Das Blöde nur, keiner von uns hatte ein Mountainbike. Fehlende Federgabel und ausreichend Gänge am Rad erschwerten uns die Fahrt über Kopfsteinpflaster und Sandboden. Im Wald zerstochen uns dann die Mücken doch egal der Ausblick in die grüne Natur entschädigte die kleinen Biester. Teilweise mussten wir schieben aber egal dafür war die Strecke ein Traum. Es ging direkt durch einen wunderschönen Wald, links und rechts Wasserlandschaft. Immer wieder hielten wir an und aßen Waldbeeren am Wegesrand. Nach dem Waldstück ging es wieder kleine Wege entlang und überall gab es kleine Verkaufsstände mit regionalen Produkten, doch leider hatten wir keinen Platz im Gepäck. 

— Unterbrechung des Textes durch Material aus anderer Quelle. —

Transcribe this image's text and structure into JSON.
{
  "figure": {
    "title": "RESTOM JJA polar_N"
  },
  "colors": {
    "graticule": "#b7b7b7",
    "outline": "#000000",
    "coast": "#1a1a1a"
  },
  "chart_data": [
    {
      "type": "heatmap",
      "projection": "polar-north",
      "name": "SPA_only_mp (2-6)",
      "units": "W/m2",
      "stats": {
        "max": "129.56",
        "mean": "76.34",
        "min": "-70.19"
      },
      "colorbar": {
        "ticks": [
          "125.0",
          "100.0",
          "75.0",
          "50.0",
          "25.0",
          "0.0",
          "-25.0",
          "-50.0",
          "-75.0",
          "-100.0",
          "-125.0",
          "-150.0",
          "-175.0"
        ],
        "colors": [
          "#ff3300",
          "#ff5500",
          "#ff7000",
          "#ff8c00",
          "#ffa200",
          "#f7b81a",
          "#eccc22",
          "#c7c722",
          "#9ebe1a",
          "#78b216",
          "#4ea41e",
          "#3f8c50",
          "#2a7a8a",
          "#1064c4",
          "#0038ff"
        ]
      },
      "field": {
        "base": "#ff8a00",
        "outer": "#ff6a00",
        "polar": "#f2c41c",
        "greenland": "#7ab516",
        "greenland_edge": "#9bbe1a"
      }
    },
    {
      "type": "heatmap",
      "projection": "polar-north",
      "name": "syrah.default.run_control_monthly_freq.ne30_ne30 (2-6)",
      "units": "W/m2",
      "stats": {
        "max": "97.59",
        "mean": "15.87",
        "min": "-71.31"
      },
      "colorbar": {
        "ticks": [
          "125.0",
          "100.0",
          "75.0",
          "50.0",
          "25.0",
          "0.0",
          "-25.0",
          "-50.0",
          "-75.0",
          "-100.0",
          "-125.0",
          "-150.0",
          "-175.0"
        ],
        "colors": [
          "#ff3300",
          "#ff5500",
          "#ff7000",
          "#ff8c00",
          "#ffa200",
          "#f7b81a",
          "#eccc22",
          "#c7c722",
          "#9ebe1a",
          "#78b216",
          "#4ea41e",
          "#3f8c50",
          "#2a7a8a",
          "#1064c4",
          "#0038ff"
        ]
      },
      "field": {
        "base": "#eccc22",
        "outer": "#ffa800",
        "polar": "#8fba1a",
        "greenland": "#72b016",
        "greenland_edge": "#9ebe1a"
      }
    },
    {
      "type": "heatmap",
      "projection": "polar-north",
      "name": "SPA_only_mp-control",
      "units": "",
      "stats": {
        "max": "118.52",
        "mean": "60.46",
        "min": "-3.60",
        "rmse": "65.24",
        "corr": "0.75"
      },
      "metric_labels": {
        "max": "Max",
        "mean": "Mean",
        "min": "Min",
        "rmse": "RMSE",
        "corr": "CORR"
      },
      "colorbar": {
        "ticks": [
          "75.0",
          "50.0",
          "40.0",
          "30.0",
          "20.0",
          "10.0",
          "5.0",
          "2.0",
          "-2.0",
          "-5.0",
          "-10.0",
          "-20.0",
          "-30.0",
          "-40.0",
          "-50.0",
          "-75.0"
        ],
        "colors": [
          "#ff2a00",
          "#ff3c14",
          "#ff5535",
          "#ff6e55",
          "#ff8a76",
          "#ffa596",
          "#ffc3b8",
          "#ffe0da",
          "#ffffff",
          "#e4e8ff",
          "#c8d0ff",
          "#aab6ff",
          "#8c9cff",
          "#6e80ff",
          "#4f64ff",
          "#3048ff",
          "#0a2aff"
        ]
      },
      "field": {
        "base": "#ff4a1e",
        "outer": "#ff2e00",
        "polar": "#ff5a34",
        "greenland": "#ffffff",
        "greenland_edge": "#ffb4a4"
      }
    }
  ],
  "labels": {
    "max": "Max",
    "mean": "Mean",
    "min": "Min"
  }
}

Natur pur, unsere überfluteten Synapsen kamen endlich mal wieder zur Ruhe. Die meiste Zeit keine Menschenseele, nur wir und die Natur und ab und zu ein paar Autos oder andere Radfahrer die unseren Weg kreuzten. Nach ca. 34 Kilometer kamen wir in Stegelitz an. Es war Mittagszeit und der Magen zwickte, Fränn hielt Ausschau nach einem geeigneten Mittagstisch und wie der Zufall es wollte, kam auf einmal ein Schild am Straßenrand „Biergarten“. Ein Biergarten im Nirgendwo? Das müssen wir unterstützen, also runter vom Rad und ab auf die Bierbank. Vor dem Gebäude befindet sich auf der rechten Seite der Imbiss zum Bestellen, in der Mitte ein Bücherregal in einer Eingangstür, wo man für 2 € gelesene Bücher mitnehmen kann und links dann der Biergarten im Hof zum gemütlichen Sitzen.

Der perfekte Stopp für uns. Wir bestellten zweimal die Kartoffelsuppe mit Bockwurst, eine selbstgemachte Rhabarberschorle für Mariana und ein Radler für Fränn. Im Innenhof konnte man wunderschön sitzen, sehr rustikal und authentisch. Nach ca. fünf Minuten erklang eine Klingel, die Bestellung war abholbereit. Die selbstgemachte Suppe war vorzüglich, nicht einfach aus der Dose, nein selbst gekocht und das schmeckte man, ein absoluter Geheimtipp für nur 3,50 Euro.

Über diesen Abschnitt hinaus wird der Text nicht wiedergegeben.